As an addendum, even today, most adult Koreans have never set foot on an airplane.
The Car Saga: This has been much less strenuous than I had predicted. From the moment we started looking, it took us about two days to come to a decision and begin the whole “buy process,” at which point Kira stepped out of the loop altogether, thus lowering both of our stress levels to make things more manageable.
I admit it. I love buying cars. I love the process. I love signing my name. I love sitting in all the other showroom models while I wait for the paperwork to come through on mine. I love shaking hands and taking the keys. And most of all, I love moon roofs. I love them like nothing else in the car. And now, Kira has one, and I don’t.
We ended up with a 2002 Volvo V40 wagon decked out with leather, premium sound, moon roof, and turbo. It’s choice. It’s cherry. It’s all things you’d say about a car if you were a contract player in Hollywood circa 1938. And it’s safe for kids, which is the point, after all.
Kira was a champ. For some reason, she let me drive the process all the way down to the color. I was frustrated for about the first week of ownership because I didn’t really think she got it. She sat in the thing and touched it all over and pressed all the buttons, but I wasn’t convinced that her typically frugal spirit truly grasped the magnitude of this automotive upgrade. Her old car didn’t even have a lighter socket, for Pete’s sake, just a hole with a plastic snap cover where it should have been. No Lighter.
All my ranting aside, we’re supremely lucky to have this car to drive as we bring the little rugrat into the world. I’m sure we’ll be driving the thing forever. Now I just have to start saving for my very own one day.

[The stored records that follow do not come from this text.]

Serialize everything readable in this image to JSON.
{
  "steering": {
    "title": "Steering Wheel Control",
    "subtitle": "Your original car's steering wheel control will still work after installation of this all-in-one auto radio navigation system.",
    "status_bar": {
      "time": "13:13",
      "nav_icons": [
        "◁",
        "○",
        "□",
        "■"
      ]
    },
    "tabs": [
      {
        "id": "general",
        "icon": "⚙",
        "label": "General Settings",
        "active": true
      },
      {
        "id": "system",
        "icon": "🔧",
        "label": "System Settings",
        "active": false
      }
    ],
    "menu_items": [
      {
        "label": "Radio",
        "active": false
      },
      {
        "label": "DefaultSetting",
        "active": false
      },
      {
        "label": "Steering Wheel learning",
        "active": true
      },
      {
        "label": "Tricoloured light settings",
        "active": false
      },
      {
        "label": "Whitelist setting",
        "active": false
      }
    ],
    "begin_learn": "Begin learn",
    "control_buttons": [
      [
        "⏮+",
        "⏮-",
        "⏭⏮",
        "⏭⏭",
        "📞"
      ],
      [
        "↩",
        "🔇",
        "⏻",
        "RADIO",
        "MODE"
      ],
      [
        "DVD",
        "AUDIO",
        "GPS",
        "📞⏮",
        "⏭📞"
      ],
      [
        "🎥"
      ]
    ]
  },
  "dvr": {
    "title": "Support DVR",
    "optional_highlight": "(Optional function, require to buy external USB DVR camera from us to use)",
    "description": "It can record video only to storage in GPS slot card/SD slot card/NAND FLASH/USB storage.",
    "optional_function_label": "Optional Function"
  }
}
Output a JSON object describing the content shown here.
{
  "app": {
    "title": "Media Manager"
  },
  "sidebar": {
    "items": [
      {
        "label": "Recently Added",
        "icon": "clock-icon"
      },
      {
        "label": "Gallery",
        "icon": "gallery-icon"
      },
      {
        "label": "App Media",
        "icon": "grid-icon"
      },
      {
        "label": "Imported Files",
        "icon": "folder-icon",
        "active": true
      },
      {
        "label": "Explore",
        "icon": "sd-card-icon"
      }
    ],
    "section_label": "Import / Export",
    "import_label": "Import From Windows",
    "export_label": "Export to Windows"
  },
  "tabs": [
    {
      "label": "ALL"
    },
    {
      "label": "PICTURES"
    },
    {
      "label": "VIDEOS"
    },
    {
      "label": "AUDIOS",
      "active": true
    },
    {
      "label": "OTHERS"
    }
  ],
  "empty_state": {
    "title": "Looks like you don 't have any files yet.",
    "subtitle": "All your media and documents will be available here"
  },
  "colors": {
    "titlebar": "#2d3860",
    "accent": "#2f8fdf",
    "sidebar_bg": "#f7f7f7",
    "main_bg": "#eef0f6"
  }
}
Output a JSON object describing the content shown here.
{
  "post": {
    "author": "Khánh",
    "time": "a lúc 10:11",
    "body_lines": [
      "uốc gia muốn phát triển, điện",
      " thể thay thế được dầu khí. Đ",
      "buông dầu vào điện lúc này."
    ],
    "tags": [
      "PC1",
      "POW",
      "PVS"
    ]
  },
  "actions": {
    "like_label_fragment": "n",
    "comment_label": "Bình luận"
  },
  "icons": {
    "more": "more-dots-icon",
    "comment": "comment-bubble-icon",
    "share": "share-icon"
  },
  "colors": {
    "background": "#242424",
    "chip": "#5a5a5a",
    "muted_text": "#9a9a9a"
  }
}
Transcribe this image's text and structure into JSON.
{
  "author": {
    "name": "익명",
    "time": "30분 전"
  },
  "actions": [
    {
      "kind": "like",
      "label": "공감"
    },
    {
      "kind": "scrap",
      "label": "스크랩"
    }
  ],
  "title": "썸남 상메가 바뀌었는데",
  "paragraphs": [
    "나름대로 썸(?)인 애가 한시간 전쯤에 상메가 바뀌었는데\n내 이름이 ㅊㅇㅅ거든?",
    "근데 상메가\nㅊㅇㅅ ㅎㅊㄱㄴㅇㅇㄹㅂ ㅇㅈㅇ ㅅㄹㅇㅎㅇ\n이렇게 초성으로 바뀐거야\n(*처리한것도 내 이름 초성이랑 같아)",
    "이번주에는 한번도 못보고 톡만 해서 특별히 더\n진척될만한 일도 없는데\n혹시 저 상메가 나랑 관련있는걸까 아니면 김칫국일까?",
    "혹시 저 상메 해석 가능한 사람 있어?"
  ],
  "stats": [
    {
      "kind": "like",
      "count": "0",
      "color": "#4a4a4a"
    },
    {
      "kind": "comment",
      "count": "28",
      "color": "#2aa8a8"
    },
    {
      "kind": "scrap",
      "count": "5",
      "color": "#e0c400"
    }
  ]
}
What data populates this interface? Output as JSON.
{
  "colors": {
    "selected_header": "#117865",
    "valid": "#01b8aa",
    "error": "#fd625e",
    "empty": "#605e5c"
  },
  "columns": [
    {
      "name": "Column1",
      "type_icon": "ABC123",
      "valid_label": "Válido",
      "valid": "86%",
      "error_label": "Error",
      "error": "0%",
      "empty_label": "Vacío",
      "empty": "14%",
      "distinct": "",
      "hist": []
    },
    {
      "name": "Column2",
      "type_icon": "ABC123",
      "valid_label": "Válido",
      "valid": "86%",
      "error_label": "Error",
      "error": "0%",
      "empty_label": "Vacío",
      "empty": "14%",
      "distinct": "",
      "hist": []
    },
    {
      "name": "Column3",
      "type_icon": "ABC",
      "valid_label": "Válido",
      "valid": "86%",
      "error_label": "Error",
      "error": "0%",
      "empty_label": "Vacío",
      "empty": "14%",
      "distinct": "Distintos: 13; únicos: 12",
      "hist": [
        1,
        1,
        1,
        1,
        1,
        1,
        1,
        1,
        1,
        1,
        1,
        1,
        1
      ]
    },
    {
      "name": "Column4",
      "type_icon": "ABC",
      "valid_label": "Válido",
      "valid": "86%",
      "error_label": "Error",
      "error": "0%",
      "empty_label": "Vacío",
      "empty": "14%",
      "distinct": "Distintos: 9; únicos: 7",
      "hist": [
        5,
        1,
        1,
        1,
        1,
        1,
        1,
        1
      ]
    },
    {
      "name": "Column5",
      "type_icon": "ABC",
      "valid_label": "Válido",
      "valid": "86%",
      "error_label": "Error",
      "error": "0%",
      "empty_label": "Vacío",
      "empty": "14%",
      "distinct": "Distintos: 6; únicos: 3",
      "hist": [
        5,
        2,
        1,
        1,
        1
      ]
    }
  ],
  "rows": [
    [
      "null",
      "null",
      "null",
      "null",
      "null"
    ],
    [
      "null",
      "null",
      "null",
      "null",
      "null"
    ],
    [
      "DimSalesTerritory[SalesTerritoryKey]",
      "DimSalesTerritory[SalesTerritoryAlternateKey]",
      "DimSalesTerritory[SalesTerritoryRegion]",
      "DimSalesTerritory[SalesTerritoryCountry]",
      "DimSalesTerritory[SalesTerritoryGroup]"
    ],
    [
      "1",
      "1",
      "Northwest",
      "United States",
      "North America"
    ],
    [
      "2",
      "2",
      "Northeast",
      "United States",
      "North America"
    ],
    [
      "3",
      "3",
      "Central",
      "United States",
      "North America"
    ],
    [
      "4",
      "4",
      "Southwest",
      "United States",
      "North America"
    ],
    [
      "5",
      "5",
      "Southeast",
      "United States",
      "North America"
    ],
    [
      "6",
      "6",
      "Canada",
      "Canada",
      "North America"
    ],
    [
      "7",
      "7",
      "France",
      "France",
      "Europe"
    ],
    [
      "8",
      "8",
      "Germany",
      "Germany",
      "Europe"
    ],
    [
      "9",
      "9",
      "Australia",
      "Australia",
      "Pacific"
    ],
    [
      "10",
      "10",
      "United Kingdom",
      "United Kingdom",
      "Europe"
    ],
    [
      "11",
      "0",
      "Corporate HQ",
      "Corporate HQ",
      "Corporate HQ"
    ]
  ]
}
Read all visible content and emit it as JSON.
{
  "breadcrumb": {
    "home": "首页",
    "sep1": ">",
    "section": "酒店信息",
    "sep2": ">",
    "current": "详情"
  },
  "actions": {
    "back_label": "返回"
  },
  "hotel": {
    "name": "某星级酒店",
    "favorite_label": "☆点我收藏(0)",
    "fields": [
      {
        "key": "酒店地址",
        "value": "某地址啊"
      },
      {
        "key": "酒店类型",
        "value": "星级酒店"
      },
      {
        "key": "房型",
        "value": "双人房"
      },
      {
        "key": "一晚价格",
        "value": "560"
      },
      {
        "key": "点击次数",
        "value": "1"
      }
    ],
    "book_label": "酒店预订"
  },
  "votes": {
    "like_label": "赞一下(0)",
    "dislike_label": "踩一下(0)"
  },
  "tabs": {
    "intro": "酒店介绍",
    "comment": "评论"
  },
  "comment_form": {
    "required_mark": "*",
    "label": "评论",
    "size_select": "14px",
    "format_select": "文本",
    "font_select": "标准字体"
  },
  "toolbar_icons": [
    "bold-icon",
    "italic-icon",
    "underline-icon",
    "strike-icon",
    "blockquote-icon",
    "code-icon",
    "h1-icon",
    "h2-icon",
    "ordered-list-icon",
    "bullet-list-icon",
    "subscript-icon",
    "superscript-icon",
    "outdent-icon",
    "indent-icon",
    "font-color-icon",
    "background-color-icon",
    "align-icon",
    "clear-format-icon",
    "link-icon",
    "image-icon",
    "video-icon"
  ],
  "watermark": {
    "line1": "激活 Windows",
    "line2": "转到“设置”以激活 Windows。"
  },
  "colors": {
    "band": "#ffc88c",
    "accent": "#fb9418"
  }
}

Kira’s showing quite obviously now, and she has yet to tell her boss that she’s pregnant. Granted, things are tough in the refugee resettlement business these days, what with the moratorium on incoming refugees since September 11, and her organization has since proven they are far from immune to the plague of layoffs that’s swept the nation. We’re all praying for them. Still, something tells me he’ll handle one of his key lieutenants heading off to three months of maternity leave a lot better if she tells him outright rather than having him just… notice.
She’s to the point that she can’t hold her gut in anymore. She tries, with those ridiculously strong stomach muscles she’s got, but she just can’t do it. She’s even wearing maternity pants. I’ve always thought Kira was stunningly attractive. Now she’s downright cute. It’s funny how definitions change during this process.
According to the doctors, the fetus is forming right along. Not unlike a pre-teen halibut, its eyes are moving together, and the ears are almost to their final position on the tot’s mammoth head. Apparently, the liver is making bile now, gearing up for that first rewarding experience with gastric reflux. The Strands are still ahead in the development process, in spite of all of our efforts to get a leg up. We were playing cards with them when Meg felt the first kick. She was terribly nonchalant about the whole thing: just kicked back and anted up another hand.